I am currently working through my course text and one of the examples for a unital, commutative Banach algebra is the space of continuous functions $C([a,b])$. Further, in the text, there is a theorem stating:

$\sigma(a) \neq 0$ $\forall a \in \mathcal{A}$, for $\mathcal{A}$ being a unital algebra.

This theorem is also closely related to the Gelfand Mazur Theorem.

Trying a few examples I came across the linear function $f(x) = x$, which is obviously in $C([0,1])$, and for which $\lambda id - f$ seems to be invertable for all $\lambda \in \mathbb{C}$. Thus f must have the resolvent $\rho(f) = \mathbb{C}$ and therefore $\sigma(f) = \mathbb{C} \setminus \mathbb{C} = \emptyset$ contradicting the theorem stated before.
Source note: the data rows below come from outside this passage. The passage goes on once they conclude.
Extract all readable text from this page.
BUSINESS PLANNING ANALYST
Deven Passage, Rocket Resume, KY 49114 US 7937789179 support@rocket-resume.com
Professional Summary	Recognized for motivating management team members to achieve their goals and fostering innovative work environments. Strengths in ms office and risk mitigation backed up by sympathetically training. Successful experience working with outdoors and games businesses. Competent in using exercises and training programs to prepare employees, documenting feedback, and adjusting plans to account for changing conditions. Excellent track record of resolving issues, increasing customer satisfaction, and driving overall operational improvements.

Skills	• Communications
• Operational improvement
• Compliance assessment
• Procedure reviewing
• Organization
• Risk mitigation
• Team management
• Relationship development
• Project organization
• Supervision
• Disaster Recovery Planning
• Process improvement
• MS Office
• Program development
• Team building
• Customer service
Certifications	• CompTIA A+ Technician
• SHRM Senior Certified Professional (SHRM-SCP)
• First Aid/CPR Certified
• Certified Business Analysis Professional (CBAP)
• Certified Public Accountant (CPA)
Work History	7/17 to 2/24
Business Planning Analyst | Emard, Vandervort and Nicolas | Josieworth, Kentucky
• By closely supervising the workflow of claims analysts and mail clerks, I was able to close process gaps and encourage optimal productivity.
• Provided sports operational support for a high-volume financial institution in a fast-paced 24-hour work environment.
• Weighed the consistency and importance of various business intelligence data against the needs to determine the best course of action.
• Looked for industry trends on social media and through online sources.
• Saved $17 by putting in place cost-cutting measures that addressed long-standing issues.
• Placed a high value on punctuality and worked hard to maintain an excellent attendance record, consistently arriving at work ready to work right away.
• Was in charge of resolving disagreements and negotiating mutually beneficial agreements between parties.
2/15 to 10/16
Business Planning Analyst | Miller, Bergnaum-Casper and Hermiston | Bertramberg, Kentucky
Does anyone see my mistake?

Answer 1

The reason for my misunderstanding was supposing that we look for the inverse regarding the composition of functions when it was rather the multiplicative inverse we were looking for.

Answer 2

Note that the identity of the Banach algebra $C([0,1])$, which you denote by $\mathrm{id}$, is the constant function $\mathbf 1 \colon x \mapsto 1$. So, for $a \in C([0,1])$, $\lambda \in \mathbf C$, we have (as elements of $C([0,1])$ have inverses iff the do not have zeros: \begin{align*} \lambda \in \sigma(a) &\iff \lambda \mathbf 1 - a \text{ is not invertible}\\ &\iff \exists x \in [0,1]: \lambda - a(x) = 0 \\ &\iff \lambda \in a([0,1]) \end{align*} So, the spectrum of an element of $C([0,1])$ equals its range as a function, so for $f \colon x \to x$ we have $\sigma(f) = [0,1]$.